The Smart House movement pre-dates the introduction of telecare. Guy Dewsbury challenges the current trend of branding telecare-enabled accommodation as ‘smart’. Read his Telecare Soapbox item: and here is a links to a press release that exemplifies what he is objecting to. ‘Smart House’ uses new technology to promote independent living
Guy is Telecare Coordinator for the London Borough of Barnet. The following is personal opinion and is not to be taken as representing the position of his employer. He also runs a website misnamed [he says] ‘Smart Thinking’ www.smartthinking.ukideas.com.
Is telecare smart?
Telecare starts with devices that detect or sense what they are programmed to detect or sense. Flood detectors, for example, ‘sense’ water when two contacts are joined by water. On sensing what they are required to sense, they send a signal to the dispersed alarm unit which forwards it to the call centre. This process produces a ‘wow’ reaction when you demonstrate the technology so is ‘smart’ in the sense of being ‘cool’. But it is nothing more than a simple switch. If we look at most of the technology deployed in telecare today if fits the criteria of a single device producing a single response to a specified stimulus. Apart from being smaller, they are no different from automated switches that have been around since the 1930s when the first automatic car doors were produced.
What is a ‘smart home’?
In 1999 David Gann wrote about digital futures and defined a smart home as using ‘the latest information and communication technology to link all the mechanical and digital devices available today – and so create a truly interactive house’. Telecare does not make the devices in the home interactive and it does not use the latest information and communication technology so, in this sense, cannot be described as smart.
In 1999, there was no telecare and not a lot of choice in smart home design. The main decision was about what form of technology to use. In the USA there was X10, a smart system that communicates via the electrical mains wiring. To a limited extent it could automate anything electrical. Smarter alternatives were Cedia, Hai, Cebus, Echelon and EIB. However they all needed dedicated cabling. In a project I was involved with at that time we plumped for EIB (European Installation Bus) and built a home for someone who had suffered a brain infection leaving her unable to communicate effectively, paralysed from the waist down and extremely ataxic. (More about this installation on: http://www.smartthinking.ukideas.com/Sigma.htm). The technology we used was not totally smart but was, I argue, considerably smarter than that being used today.
Each device was programmed to know what it was, what its role in the system was, and could talk to all the other devices on the system. This two way handshake enabled a level of dependability to the design. If part of the system failed it could switch to an alternative pattern of activity as well as notifying people of the problem it had diagnosed.
Smart homes in the last century
The systems I worked on almost ten years ago were smarter than the ones I deploy today.

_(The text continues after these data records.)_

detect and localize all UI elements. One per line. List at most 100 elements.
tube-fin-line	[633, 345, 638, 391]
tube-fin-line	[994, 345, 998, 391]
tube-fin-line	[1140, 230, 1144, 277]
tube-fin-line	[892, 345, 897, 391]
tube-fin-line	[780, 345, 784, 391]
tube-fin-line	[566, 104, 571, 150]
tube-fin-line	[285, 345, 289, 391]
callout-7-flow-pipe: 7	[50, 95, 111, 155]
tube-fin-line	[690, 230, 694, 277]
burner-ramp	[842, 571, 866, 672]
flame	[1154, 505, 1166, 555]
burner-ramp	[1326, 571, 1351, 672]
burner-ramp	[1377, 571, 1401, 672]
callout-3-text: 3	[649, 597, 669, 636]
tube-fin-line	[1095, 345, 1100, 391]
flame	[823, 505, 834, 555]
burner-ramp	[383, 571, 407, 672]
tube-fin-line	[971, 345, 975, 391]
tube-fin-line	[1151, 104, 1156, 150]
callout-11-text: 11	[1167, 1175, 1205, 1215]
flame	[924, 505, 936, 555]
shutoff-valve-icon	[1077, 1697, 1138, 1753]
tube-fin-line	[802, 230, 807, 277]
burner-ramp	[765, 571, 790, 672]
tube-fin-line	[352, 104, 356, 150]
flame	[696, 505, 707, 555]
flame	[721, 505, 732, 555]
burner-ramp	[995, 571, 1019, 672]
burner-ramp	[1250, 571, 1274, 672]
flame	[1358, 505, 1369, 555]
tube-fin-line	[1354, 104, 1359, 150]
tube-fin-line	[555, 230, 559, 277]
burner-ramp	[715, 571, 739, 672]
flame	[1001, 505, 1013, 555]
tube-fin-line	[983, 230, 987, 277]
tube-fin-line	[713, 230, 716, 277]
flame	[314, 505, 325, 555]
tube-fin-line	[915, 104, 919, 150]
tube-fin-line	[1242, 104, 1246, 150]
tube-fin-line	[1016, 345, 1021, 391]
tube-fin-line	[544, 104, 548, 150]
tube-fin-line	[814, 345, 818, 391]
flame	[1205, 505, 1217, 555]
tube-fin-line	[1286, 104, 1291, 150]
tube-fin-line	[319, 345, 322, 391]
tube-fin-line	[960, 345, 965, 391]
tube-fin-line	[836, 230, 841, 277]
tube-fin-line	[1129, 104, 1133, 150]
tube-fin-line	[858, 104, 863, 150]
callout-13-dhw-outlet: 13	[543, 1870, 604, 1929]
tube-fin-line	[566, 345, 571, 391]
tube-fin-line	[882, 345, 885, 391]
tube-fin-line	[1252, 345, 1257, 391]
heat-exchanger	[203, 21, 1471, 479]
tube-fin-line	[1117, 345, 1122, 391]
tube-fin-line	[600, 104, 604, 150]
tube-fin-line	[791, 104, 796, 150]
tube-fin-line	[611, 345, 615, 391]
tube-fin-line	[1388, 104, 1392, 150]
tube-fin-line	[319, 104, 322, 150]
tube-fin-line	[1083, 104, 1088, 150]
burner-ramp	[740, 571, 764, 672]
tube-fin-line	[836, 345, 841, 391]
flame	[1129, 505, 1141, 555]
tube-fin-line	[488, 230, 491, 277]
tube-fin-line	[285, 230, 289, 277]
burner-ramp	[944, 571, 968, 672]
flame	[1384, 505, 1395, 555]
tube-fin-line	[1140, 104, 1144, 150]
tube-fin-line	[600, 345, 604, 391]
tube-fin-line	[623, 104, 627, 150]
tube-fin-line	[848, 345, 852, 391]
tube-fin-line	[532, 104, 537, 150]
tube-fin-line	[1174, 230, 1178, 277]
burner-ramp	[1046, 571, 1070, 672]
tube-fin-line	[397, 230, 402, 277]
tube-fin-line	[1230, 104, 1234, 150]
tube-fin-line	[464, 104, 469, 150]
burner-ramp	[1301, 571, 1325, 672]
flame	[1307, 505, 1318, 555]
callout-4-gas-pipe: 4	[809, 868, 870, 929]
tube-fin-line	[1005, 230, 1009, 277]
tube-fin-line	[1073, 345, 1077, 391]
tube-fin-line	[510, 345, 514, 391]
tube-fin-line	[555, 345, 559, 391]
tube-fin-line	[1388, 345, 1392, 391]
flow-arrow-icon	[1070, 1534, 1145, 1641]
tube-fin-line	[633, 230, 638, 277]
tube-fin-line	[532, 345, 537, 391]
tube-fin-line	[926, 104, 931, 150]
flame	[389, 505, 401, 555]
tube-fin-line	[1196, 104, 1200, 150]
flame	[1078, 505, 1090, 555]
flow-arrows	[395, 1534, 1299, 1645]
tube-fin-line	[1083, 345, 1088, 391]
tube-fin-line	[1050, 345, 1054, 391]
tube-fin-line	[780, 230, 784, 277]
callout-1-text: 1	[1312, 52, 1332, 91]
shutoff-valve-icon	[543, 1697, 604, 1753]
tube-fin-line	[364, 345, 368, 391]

Even the homes I co-designed in Scotland (2000-2004) had better and more interactive technology than the telecare we are giving people today. Moreover, telecare is often something that does not reach the standards of ten years ago. Take, for example, the flood detector, it senses a flood and calls the call centre. Clearly this is beneficial but it fails to do the most important thing, which is to turn off the taps. The last-century smart homes I worked on did that, as well as providing water that would not scold.
If a telecare device fails, how can anyone know? The device does not know itself. There are low battery warnings on some devices but if a device malfunctions how can this be identified? If a telecare smoke detector fails to go off one would only tell if the call centre has not received an alert. In a smart home the smoke detector would tell the rest of the system that it was not operating effectively and notify someone to come and check it out.
I am not saying that we have stepped back in technology: clearly we have not. However, all one needs to do is consider the rise in interactive ‘ubiquitous computing’ and ambient technologies that are now being developed and deployed to realise that there are some truly amazing technological developments that we will be using in the future. Instead, I am suggesting that we have, to some extent, made a misdirected leap. Instead of going the European route in which most homes are built embracing some form of smart technology for environmental reasons, the UK continues to build homes that are unintelligent. All we can do, therefore, is add more unintelligence unless we start ripping up floors and demolishing walls.
No more Smart Homes/Houses/Flats/Apartments
I am not saying that telecare systems are bad; far from it. If used appropriately, telecare can make significant differences to older and disabled people and enhance the quality of life. This is a plea to get the terminology right. We just need to stop talking about telecare as ‘smart’. Every day I read about another locality that has built a ‘smart home’ which is in fact a ‘telecare enabled home’. If it were smart then it should be able to demonstrate the qualities of smartness. A smart home is only as smart as the person who programmed it—and how much programming goes into a telecare ‘smart home’?